Expressions and Assignment Statements

In Java, an expression is a construct made up of variables, operators, and method

invocations that evaluates to a single value (docs.oracle.com). An expression statement may be a

single value -- either a direct value or the name of the variable whose value is desired

(ex. X = 1 or X = Y) -- or a combination of values and mathematical operators and/or

function calls (ex. X = 1 + 1 or X = Y * 2 or X = Y + func(Z)). An assignment

statement must be typed with a variable name, followed by an equals sign (=) and an expression

statement that represents the variable’s intended value. Other statements that can be used to

manipulate variables include increment/decrement statements, which change a variable’s value

by one (ex. X++ or X--), method invocation statements, which invoke specific methods

(ex. System.out.print(X)), and object creation statements, which are used to create user-

defined objects (ex. Class myClass = new Class).

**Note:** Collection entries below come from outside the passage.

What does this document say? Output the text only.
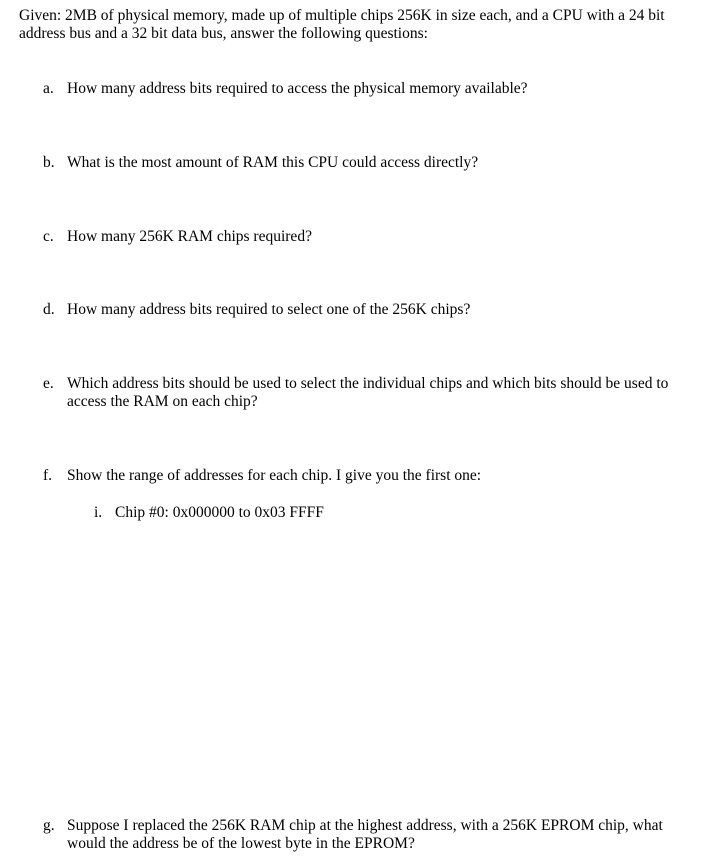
Given: 2MB of physical memory, made up of multiple chips 256K in size each, and a CPU with a 24 bit address bus and a 32 bit data bus, answer the following questions:
a. How many address bits required to access the physical memory available?
b. What is the most amount of RAM this CPU could access directly?
c. How many 256K RAM chips required?
d. How many address bits required to select one of the 256K chips?
e. Which address bits should be used to select the individual chips and which bits should be used to access the RAM on each chip?
f. Show the range of addresses for each chip. I give you the first one:
i. Chip #0: 0x000000 to 0x03 FFFF
g. Suppose I replaced the 256K RAM chip at the highest address, with a 256K EPROM chip, what would the address be of the lowest byte in the EPROM?
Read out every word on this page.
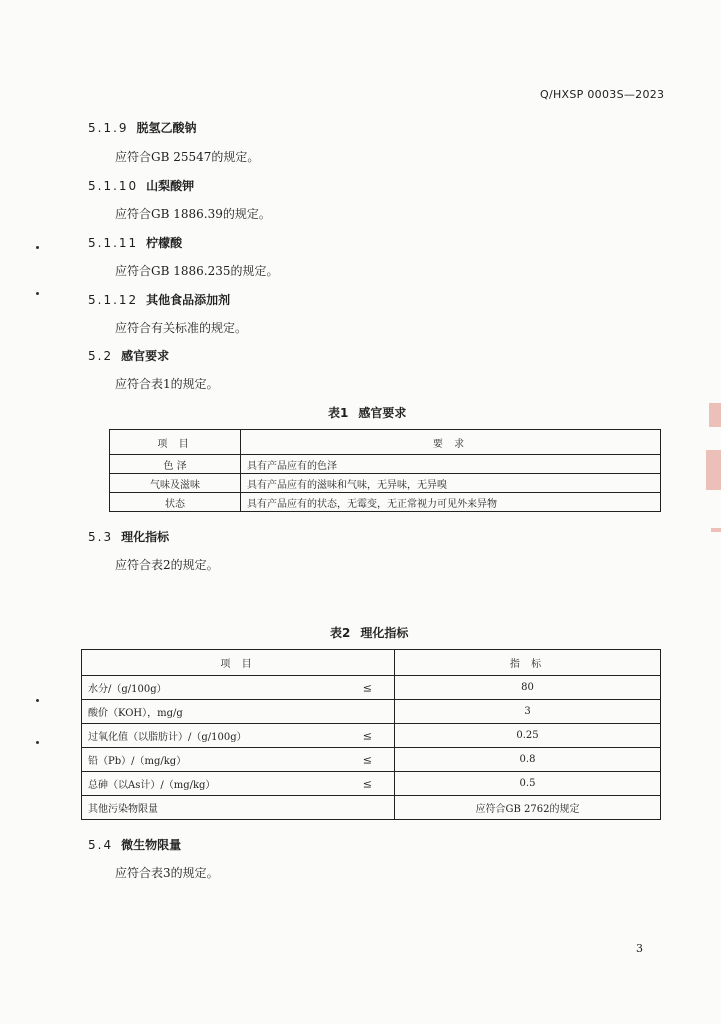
Q/HXSP 0003S—2023
5.1.9 脱氢乙酸钠
应符合GB 25547的规定。
5.1.10 山梨酸钾
应符合GB 1886.39的规定。
5.1.11 柠檬酸
应符合GB 1886.235的规定。
5.1.12 其他食品添加剂
应符合有关标准的规定。
5.2 感官要求
应符合表1的规定。
表1 感官要求
项 目	要 求
色 泽	具有产品应有的色泽
气味及滋味	具有产品应有的滋味和气味，无异味，无异嗅
状态	具有产品应有的状态，无霉变，无正常视力可见外来异物
5.3 理化指标
应符合表2的规定。
表2 理化指标
项 目	指 标
水分/（g/100g） ≤	80
酸价（KOH），mg/g	3
过氧化值（以脂肪计）/（g/100g） ≤	0.25
铅（Pb）/（mg/kg） ≤	0.8
总砷（以As计）/（mg/kg） ≤	0.5
其他污染物限量	应符合GB 2762的规定
5.4 微生物限量
应符合表3的规定。
3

The use of the equals sign as an assignment operator may be confusing to some people.

This symbol is most often used as an equality operator in mathematics, but in Java, equality is

represented (and tested) with the == symbol. This creates the possibility of an undetected error;

for example, if the statement if (A == B) is mistakenly typed as if (A = B), then the

value of B will be assigned to A, rather than compared to A’s value, and the statement will be

evaluated as true. Suffice to say, this concept will need to be learned well in order to create

efficient programs in Java, especially for a programmer who is used to a different set of symbols.

There are, however, many other potential problems that have been eliminated by Java’s

designers. Functions, for example, can sometimes have unwanted side effects, which occur

when a function changes either one of its own parameters or a global variable (Sebesta, p.326).

If a statement such as b = a + func(a), were typed in a C program, the value of b would

depend on which operand of the plus sign was evaluated first -- a or func(a). Java solves this

problem by guaranteeing that operands be evaluated in left-to-right order.

Statement-Level Control Structures

The concepts of sequence, selection, and iteration can be explored thoroughly using

Java’s control statements. Each statement in a Java program is executed in order from top to

bottom. This can be changed by using the reserved word goto (an unconditional branch

statement), but this is no longer used (docs.oracle.com). Selection statements include the if

statement (for single selection), the if...else statement (for double selection), and the

switch statement (for multiple selection). Iteration can be used with the for statement, used

for counter-controlled repetition, the while statement, used with boolean values, the

do...while statement, a version of the while statement that executes its body statements at

least once, and the break and continue statements, which can be used to alter the flow of

control in a for, while, or do...while statement (Deitel, ch.4-5).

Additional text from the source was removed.